Él sonreía siempre. Era su fuerte. A todo aquel que lo
mirara le propiciaba una sonrisa. A veces pequeña, insinuante, pero con el
chispear de sus ojos se podía adivinar que el hechizo funcionaba de la misma
manera. Sonreía e hipnotizaba. Así pasaba sus días, encantando gente. No hacía
mucho tiempo que había descubierto esta cualidad. Es más, él no tenía más de
dos años de vida. Pero desde que comenzó a entender cómo funcionaba el
intercambio cultural entre las personas, hubo algo que lo llevó a desarrollar
ese don.
Entendió que a la mayoría de los mortales se los gana con simpatía, inocencia y sorpresa. Que aún con un hablar precario, el gracias abre puertas. Que el simple
gesto de amabilidad en la risa le puede cambiar el día a una mirada triste. Aprendió
a discernir con quien insistir y de quien alejarse. Jugaba con todo aquel que tuviera su misma energía, y en la comunicación lúdica lograba cosas increíbles. Recuerdo que una vez, como por
arte de magia, consiguió que el piso de un bar se transformara en una enorme
pista de carrera para sus autos sin que los mozos se molestaran.

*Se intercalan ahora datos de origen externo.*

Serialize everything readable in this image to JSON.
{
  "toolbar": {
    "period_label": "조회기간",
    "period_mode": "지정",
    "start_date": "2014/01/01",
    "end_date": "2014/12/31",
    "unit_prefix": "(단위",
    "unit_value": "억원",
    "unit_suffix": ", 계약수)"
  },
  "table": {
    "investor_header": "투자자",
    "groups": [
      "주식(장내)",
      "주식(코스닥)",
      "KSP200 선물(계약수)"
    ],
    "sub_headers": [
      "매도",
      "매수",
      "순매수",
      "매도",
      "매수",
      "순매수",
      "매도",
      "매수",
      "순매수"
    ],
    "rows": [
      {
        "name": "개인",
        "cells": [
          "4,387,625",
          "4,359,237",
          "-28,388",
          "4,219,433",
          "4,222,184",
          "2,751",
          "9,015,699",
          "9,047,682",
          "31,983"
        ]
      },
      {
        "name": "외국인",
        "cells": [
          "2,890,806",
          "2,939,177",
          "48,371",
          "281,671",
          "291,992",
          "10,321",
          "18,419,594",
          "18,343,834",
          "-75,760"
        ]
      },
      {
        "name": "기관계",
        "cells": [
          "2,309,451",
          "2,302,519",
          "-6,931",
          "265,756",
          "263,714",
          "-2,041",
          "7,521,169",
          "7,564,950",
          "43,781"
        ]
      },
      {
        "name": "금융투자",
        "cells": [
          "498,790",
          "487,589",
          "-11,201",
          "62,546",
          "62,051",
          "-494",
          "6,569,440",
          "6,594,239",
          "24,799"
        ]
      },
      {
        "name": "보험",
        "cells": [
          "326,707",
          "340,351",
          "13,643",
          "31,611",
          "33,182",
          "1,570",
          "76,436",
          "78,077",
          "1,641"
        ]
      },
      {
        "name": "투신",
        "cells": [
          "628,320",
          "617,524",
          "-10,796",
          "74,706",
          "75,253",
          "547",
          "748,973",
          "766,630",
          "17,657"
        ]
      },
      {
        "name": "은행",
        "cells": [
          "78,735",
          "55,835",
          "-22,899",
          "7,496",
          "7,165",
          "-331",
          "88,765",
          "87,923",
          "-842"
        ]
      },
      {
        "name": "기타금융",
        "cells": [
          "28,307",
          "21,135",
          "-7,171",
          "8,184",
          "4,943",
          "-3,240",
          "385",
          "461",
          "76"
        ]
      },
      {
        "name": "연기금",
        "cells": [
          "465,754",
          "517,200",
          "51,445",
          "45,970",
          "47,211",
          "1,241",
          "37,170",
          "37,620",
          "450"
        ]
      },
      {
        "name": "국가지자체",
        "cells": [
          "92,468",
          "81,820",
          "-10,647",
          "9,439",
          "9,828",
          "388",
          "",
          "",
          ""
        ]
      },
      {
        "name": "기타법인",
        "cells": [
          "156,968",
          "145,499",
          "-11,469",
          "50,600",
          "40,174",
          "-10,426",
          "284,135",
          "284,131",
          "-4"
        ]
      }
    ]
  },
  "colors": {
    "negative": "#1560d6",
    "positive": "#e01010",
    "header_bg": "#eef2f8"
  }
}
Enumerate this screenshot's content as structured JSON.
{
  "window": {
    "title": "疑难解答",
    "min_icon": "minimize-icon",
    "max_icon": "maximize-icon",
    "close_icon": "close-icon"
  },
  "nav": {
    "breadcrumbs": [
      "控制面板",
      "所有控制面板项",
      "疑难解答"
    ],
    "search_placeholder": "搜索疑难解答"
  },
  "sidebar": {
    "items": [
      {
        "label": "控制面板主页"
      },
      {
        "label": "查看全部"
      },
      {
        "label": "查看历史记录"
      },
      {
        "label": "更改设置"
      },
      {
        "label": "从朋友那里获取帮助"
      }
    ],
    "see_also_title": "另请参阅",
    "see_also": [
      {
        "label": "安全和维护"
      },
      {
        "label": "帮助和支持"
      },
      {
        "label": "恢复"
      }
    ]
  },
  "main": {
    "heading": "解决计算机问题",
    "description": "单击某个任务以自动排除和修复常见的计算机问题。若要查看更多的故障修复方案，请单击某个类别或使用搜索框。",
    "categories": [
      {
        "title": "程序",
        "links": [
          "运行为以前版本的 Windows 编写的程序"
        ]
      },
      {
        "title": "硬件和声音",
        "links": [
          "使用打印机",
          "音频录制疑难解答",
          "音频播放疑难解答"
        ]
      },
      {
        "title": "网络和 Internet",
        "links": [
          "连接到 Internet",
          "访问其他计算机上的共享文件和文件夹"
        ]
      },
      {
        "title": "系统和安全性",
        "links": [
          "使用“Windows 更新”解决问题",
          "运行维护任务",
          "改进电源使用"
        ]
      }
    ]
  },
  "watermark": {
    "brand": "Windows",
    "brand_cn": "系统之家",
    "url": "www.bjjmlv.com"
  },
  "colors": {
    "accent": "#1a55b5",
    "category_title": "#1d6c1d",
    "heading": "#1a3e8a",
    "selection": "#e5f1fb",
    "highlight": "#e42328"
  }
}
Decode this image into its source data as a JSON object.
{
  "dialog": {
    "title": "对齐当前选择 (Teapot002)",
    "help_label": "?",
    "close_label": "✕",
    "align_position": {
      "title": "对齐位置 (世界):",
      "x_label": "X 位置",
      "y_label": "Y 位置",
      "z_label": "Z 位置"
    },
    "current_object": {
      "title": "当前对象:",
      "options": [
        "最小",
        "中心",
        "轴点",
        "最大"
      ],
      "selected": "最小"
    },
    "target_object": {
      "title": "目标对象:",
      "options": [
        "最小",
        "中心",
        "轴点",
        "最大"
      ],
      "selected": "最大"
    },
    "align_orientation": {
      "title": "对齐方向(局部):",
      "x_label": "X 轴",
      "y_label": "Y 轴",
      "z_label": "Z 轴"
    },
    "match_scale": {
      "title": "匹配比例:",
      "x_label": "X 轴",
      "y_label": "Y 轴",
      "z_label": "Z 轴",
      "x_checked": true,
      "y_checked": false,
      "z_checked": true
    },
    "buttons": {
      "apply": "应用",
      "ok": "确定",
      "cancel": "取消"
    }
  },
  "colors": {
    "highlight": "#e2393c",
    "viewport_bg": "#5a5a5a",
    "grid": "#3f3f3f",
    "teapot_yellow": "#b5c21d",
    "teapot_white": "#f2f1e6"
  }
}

El duende de la sonrisa era claramente maravilloso para
quien lo conociera. Se lo amaba, sin más, no dejaba lugar a otra opción. Había
transitado sus primeros pasos en un jardín de infantes que le permitió seguir
cultivando esa esencia. Sabía que debía volver allí, y que lo esperaban nuevos
desafíos.
Nada podía salir mal. El tiempo estaba de su lado.
Zapatillas listas, remera nueva, mochila de sueños. Y una sonrisa más linda que nunca. La
conquista estaba por hacerse. La revolución había empezado desde que él nació.